Сладкая жизнь Никиты Хряща - страница 10
Назавтра Никиту Владимировича срочно вызвали в Москву.
6. Москва
Сумасшедший дом жил, казалось, своей обычной, размеренной, будничной жизнью. Но в святая святых больницы, в кабинетах врачей, ординаторских, в коридорах, где еще несколько дней назад врачи останавливались покурить и поболтать друг с другом или пофлиртовать с молоденькой практиканткой или медсестрой, царило беспокойство, витал дух склоки, предчувствие большого скандала. Все были чересчур строги с обслуживающим персоналом. Ждали директив из Министерства — приказов, разносов, реорганизаций, увольнений. Спокойные дни «Матросской Тишины» безвозвратно кончились. Все понимали, что иначе и не могло быть: слишком уж долго их не трогали. Все менялось. Установленное навсегда — отменялось, незыблемое оказывалось зыбким. Многие должны были упасть вниз, многие — вознестись.
Хрящ ко всей этой суматохе отнесся спокойно, хотя его несколько раз вызывали в Министерство, орали на него и топали ногами. Поездка в Ленинград еще держала его в своих мягких объятиях, он твердил про себя два женских имени, и все ему было трын-трава, даже то, что его временно отстранили от исполнения обязанностей главврача отделения — до окончательного выяснения истинных виновников прискорбного инцидента. Он бродил по палатам бывшего своего отделения, беззлобно не замечая беспорядков и упущений, часто беседовал с кем-нибудь из больных.
Начали поговаривать, что он сходит с ума.
Беседовать они начали сразу после приезда Хряща — не как больной с врачом, на равных.
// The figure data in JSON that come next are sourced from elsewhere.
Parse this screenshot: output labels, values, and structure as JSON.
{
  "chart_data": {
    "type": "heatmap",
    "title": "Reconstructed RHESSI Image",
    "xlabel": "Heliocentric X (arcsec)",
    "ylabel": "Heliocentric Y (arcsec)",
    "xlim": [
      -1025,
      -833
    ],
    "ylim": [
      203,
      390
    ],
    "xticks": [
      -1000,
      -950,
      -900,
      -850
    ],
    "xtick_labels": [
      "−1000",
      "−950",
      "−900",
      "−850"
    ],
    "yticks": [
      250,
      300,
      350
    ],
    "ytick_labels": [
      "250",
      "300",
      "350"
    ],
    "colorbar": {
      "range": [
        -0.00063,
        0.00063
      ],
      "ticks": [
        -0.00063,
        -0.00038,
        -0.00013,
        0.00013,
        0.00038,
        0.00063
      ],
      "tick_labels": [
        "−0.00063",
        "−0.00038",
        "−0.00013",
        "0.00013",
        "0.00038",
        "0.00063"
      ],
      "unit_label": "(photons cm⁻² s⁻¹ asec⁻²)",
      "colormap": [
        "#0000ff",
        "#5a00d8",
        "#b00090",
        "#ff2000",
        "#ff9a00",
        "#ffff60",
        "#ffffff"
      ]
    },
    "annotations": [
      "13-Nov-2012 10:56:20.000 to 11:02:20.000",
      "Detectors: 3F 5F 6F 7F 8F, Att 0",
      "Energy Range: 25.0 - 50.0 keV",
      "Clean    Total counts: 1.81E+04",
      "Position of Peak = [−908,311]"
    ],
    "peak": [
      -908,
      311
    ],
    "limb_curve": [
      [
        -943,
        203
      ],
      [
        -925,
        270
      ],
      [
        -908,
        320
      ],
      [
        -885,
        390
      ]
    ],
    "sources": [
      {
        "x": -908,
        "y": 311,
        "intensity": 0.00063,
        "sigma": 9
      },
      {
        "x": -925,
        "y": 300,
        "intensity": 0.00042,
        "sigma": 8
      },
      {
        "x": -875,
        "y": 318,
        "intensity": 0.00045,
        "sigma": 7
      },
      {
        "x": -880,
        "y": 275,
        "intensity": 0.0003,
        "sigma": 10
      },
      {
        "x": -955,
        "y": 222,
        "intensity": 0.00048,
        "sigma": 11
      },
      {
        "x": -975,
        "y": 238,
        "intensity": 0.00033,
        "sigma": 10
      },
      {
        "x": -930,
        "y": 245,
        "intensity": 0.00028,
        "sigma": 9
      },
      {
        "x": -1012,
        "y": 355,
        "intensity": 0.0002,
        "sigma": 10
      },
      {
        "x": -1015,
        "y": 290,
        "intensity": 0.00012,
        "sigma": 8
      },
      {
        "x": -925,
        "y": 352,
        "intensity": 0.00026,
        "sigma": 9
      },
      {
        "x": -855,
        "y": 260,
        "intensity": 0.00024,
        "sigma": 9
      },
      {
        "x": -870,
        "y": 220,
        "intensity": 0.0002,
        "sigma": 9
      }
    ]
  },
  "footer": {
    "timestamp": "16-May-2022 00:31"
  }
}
Хрящ все больше молчал, слушал…
«Начинать жизнь заново — нет, это не по мне. Пусть лучшую, пусть интересную, но ведь новую; а я уже стар, я хочу остаться в своей старой и плохой жизни…».
«Не могу с вами согласиться, — изменил Никита своему обыкновению слушателя, — откуда именно у вас такой пессимизм? Ведь единственное свое счастье — писать книги — вы носите в себе и с собой? Так или нет? И если что-нибудь мешает вам писать, почему бы вам не уйти — все равно куда? Лишь бы удобно было писать. И сменить обстановку вам как писателю было бы не вредно».
«Это все верно вы говорите. Только не о том. Понимаете, я не молод и никогда молодым уже не стану. Я старый и хочу писать. Для этого мне нужен покой, старый, привычный покой — новый не будет покоем уже по одному тому, что он новый. Чтобы искать, надо быть молодым. А мне искать нечего, я и так уже слишком много знаю для того короткого отрезка, который мне еще суждено пройти. Но суть не в этом. Хоть и называю себя старым, а волнуют меня до сих пор детские вопросы, самый детский и наивный из них: для чего мы живем?..»
«Или — для кого?»
«Вот видите, с вами приятно разговаривать — схватываете с полуслова. Конечно, ради кого, а там сразу начинается полная неразбериха: ради своих детей, ради друзей, ради единомышленников, ради человечества, наконец… Да ведь и не важно, на ком или на чем остановишься; можно жить и ради любимой женщины… Вы уж извините меня за пафос — я вещать начал, чтобы на крик, на визг не перейти.
Значит, живешь ты ради своей подруги, а она возьми, да и увлекись неким молодым человеком, про которого все на свете (и она сама) доподлинно знают, что он — последнее дерьмо. И не нужен ты ей со своей любовью, со своими идеями, со своей добротой и готовностью бесконечно прощать… Так что же теперь делать? И ради чего жить? Я ведь желаю ей счастья, вижу, что ей плохо, но сделать ничего не могу. Наоборот — я ей только мешаю своей навязчивостью, своим несносным благородством. Будь я чуть похуже, она бы спокойно меня бросила, а я такой хороший, что бросить меня жалко… Получается, что я живу для того, чтобы мучить ее и себя.
Для одного человека жить, выходит, нельзя. Остается человечество. А человечеству сейчас хорошие люди не нужны. (Я это не к тому, будто я очень хороший. Но предположим, что я именно такой, каким хотел бы быть…) Я, Никита Владимирович, по натуре своей — просветитель. А миру нынче просветители без надобности. Ему нужны супермены, фашисты. Никакого Толстого — только Достоевский. Чтобы Толстого любить, надо в Христа верить.